BTW, the firmware for both the 6|2m and the 2|6 in the alsa-firmware package are in the wrong format (the kernel drivers don't work with raw binaries but with the binary ihex .fw format), and it is installed in the wrong place. This may create some confusion - it did so for me. As the mainstream linux kernel already contains the proper firmware, it might be the best solution to remove the emi_26_62 stuff altogether.
Fair enough, I'll remove it from alsa-firmware.
thanks,
Takashi
The in-kernel firmware loaders are also completely broken right now due to the movement of the loader to userspace causing a deadlock in the load process. systemd tries to probe the USB topology when handling the firmware request, but the current loader is synchronous, so each blocks on the other.

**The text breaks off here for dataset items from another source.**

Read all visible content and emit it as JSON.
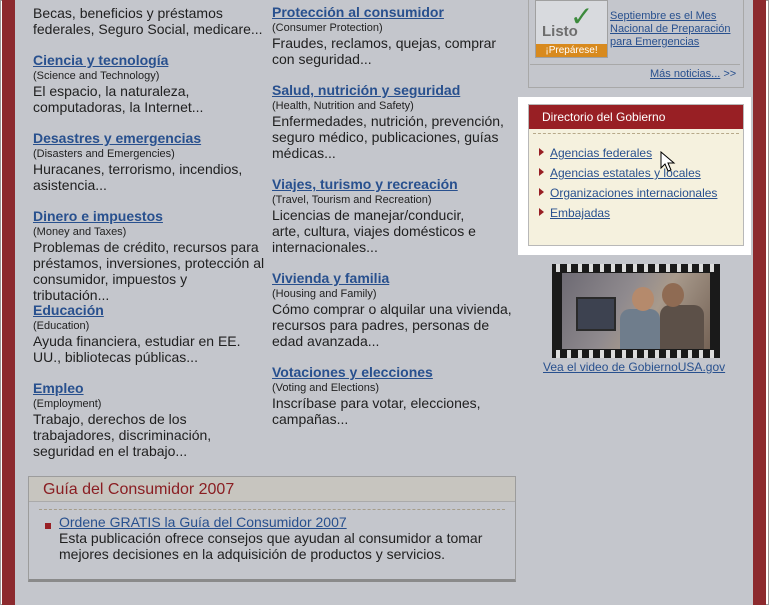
{
  "top_fragment": "Becas, beneficios y préstamos federales, Seguro Social, medicare...",
  "left_topics": [
    {
      "title": "Ciencia y tecnología",
      "english": "(Science and Technology)",
      "desc": "El espacio, la naturaleza, computadoras, la Internet..."
    },
    {
      "title": "Desastres y emergencias",
      "english": "(Disasters and Emergencies)",
      "desc": "Huracanes, terrorismo, incendios, asistencia..."
    },
    {
      "title": "Dinero e impuestos",
      "english": "(Money and Taxes)",
      "desc": "Problemas de crédito, recursos para préstamos, inversiones, protección al consumidor, impuestos y tributación..."
    },
    {
      "title": "Educación",
      "english": "(Education)",
      "desc": "Ayuda financiera, estudiar en EE. UU., bibliotecas públicas..."
    },
    {
      "title": "Empleo",
      "english": "(Employment)",
      "desc": "Trabajo, derechos de los trabajadores, discriminación, seguridad en el trabajo..."
    }
  ],
  "right_topics": [
    {
      "title": "Protección al consumidor",
      "english": "(Consumer Protection)",
      "desc": "Fraudes, reclamos, quejas, comprar con seguridad..."
    },
    {
      "title": "Salud, nutrición y seguridad",
      "english": "(Health, Nutrition and Safety)",
      "desc": "Enfermedades, nutrición, prevención, seguro médico, publicaciones, guías médicas..."
    },
    {
      "title": "Viajes, turismo y recreación",
      "english": "(Travel, Tourism and Recreation)",
      "desc": "Licencias de manejar/conducir, arte, cultura, viajes domésticos e internacionales..."
    },
    {
      "title": "Vivienda y familia",
      "english": "(Housing and Family)",
      "desc": "Cómo comprar o alquilar una vivienda, recursos para padres, personas de edad avanzada..."
    },
    {
      "title": "Votaciones y elecciones",
      "english": "(Voting and Elections)",
      "desc": "Inscríbase para votar, elecciones, campañas..."
    }
  ],
  "news": {
    "listo_label": "Listo",
    "listo_badge": "¡Prepárese!",
    "link": "Septiembre es el Mes Nacional de Preparación para Emergencias",
    "more": "Más noticias...",
    "more_arrow": ">>"
  },
  "directory": {
    "title": "Directorio del Gobierno",
    "items": [
      "Agencias federales",
      "Agencias estatales y locales",
      "Organizaciones internacionales",
      "Embajadas"
    ]
  },
  "video": {
    "caption": "Vea el video de GobiernoUSA.gov"
  },
  "guide": {
    "title": "Guía del Consumidor 2007",
    "link": "Ordene GRATIS la Guía del Consumidor 2007",
    "desc": "Esta publicación ofrece consejos que ayudan al consumidor a tomar mejores decisiones en la adquisición de productos y servicios."
  },
  "colors": {
    "accent_red": "#981f24",
    "link_blue": "#28508e",
    "page_gray": "#c4c6cc",
    "panel_cream": "#f5f1de"
  }
}
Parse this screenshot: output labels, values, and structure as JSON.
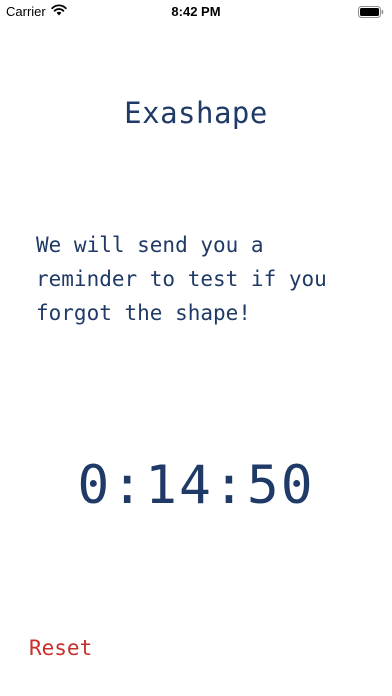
{
  "status_bar": {
    "carrier": "Carrier",
    "time": "8:42 PM",
    "wifi_icon": "wifi-icon",
    "battery_icon": "battery-icon"
  },
  "app": {
    "title": "Exashape",
    "message": "We will send you a reminder to test if you forgot the shape!",
    "timer": "0:14:50",
    "reset_label": "Reset"
  },
  "colors": {
    "text_primary": "#1f3a66",
    "reset": "#c9302c",
    "background": "#ffffff"
  }
}
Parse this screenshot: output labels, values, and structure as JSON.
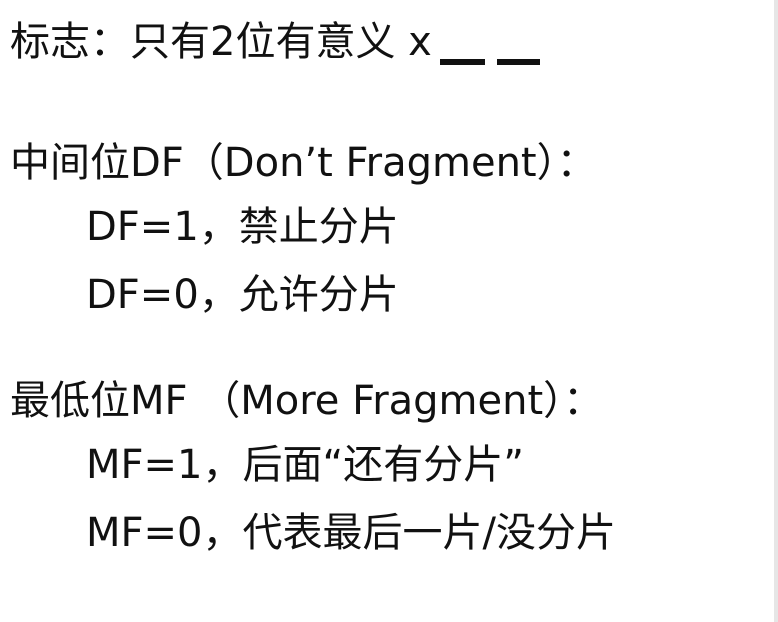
{
  "flags": {
    "heading": "标志：只有2位有意义 x"
  },
  "df": {
    "title": "中间位DF（Don’t Fragment）：",
    "line1": "DF=1，禁止分片",
    "line2": "DF=0，允许分片"
  },
  "mf": {
    "title": "最低位MF （More Fragment）：",
    "line1": "MF=1，后面“还有分片”",
    "line2": "MF=0，代表最后一片/没分片"
  }
}
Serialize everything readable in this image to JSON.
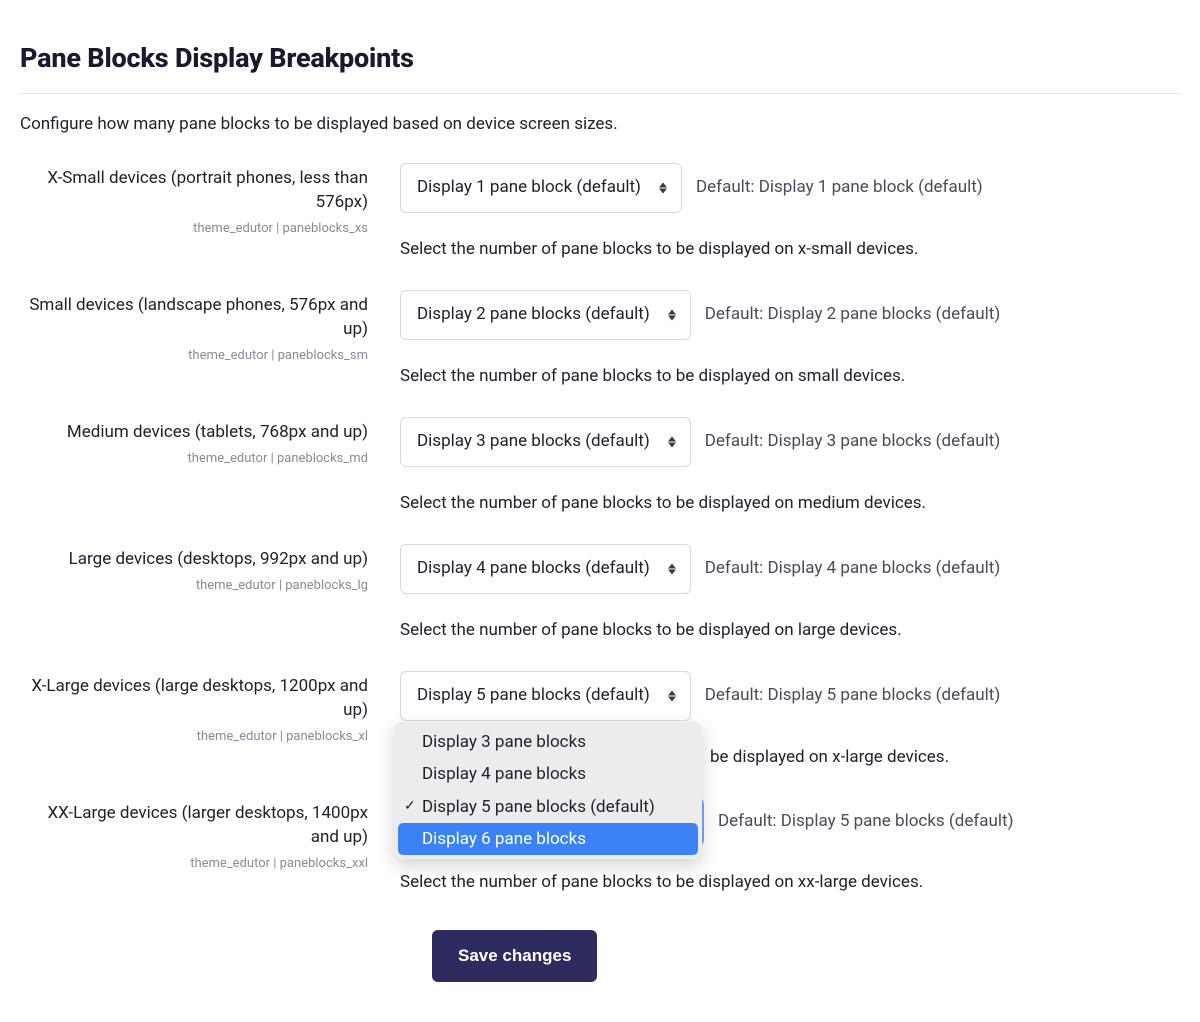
{
  "title": "Pane Blocks Display Breakpoints",
  "description": "Configure how many pane blocks to be displayed based on device screen sizes.",
  "settings": [
    {
      "label": "X-Small devices (portrait phones, less than 576px)",
      "key": "theme_edutor | paneblocks_xs",
      "selected": "Display 1 pane block (default)",
      "default": "Default: Display 1 pane block (default)",
      "help": "Select the number of pane blocks to be displayed on x-small devices."
    },
    {
      "label": "Small devices (landscape phones, 576px and up)",
      "key": "theme_edutor | paneblocks_sm",
      "selected": "Display 2 pane blocks (default)",
      "default": "Default: Display 2 pane blocks (default)",
      "help": "Select the number of pane blocks to be displayed on small devices."
    },
    {
      "label": "Medium devices (tablets, 768px and up)",
      "key": "theme_edutor | paneblocks_md",
      "selected": "Display 3 pane blocks (default)",
      "default": "Default: Display 3 pane blocks (default)",
      "help": "Select the number of pane blocks to be displayed on medium devices."
    },
    {
      "label": "Large devices (desktops, 992px and up)",
      "key": "theme_edutor | paneblocks_lg",
      "selected": "Display 4 pane blocks (default)",
      "default": "Default: Display 4 pane blocks (default)",
      "help": "Select the number of pane blocks to be displayed on large devices."
    },
    {
      "label": "X-Large devices (large desktops, 1200px and up)",
      "key": "theme_edutor | paneblocks_xl",
      "selected": "Display 5 pane blocks (default)",
      "default": "Default: Display 5 pane blocks (default)",
      "help": "be displayed on x-large devices."
    },
    {
      "label": "XX-Large devices (larger desktops, 1400px and up)",
      "key": "theme_edutor | paneblocks_xxl",
      "selected": "",
      "default": "Default: Display 5 pane blocks (default)",
      "help": "Select the number of pane blocks to be displayed on xx-large devices."
    }
  ],
  "dropdown": {
    "options": [
      {
        "label": "Display 3 pane blocks",
        "checked": false,
        "highlight": false
      },
      {
        "label": "Display 4 pane blocks",
        "checked": false,
        "highlight": false
      },
      {
        "label": "Display 5 pane blocks (default)",
        "checked": true,
        "highlight": false
      },
      {
        "label": "Display 6 pane blocks",
        "checked": false,
        "highlight": true
      }
    ]
  },
  "save_label": "Save changes"
}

I wrote a complete, new unified emi26/26 loader last year... and it got bogged down in 'what is the license on the firmware anyway?' like it has for all the submissions I've made regarding the 26/62 in the past five years :-(
If you want just the loader and/or firmware update patches (we're also shipping an unreleased alpha of the firmware IIRC, and there are numerous bugs later releases fixed. Oh and they add 96kHz support), write me. I've been using the most recent version for the past year wihthout problems.
Oh, actually, there is one problem, but it's not the loader: disconnecting a device in use now hangs the entire USB subsystem until reboot about 50% of the time, but that bug is there with the old loader too.
Monty
On Fri, Feb 15, 2013 at 10:28 AM, Monty Montgomery xiphmont@gmail.com wrote:
The in-kernel firmware loaders are also completely broken right now due to the movement of the loader to userspace causing a deadlock in the load process.
Sorry, let me be more clear there; it is now the responsibility of systemd to find and return firmware when the in-kernel loader makes a firmware request. Unfortunately, systemd can't resist firing off several 'learn everything we can about this device!' threads when the firmware request comes in, and if one of them hits the USB bus blocked in probe() waiting for firmware before the firmware request is fufilled (this happens much of the time) the load request deadlocks. It will time out in ~20s, and then the process repeats through several retries before finally failing.
The solution is a loader that makes an asynchronous firmware request in probe and handles the response in a callback, which is what my new loader did/does.
Also: I'm happy to resubmit the code, but I'm not interested in trying to chase down all the licensing information for the firmware as Tapio has disappeared and eMagic is no more. As far as I know, we never had anything but Tapio's word that we had permission to ship any version of firmware. I'd rather just see the driver pulled from the kernel (after all, it hasn't worked in years), and distribute modules by hand as an individual to the last remaining eMagic people, than deal with the red tape.
Monty
At Fri, 15 Feb 2013 10:37:07 -0500, Monty Montgomery wrote:
On Fri, Feb 15, 2013 at 10:28 AM, Monty Montgomery xiphmont@gmail.com wrote:
The in-kernel firmware loaders are also completely broken right now due to the movement of the loader to userspace causing a deadlock in the load process.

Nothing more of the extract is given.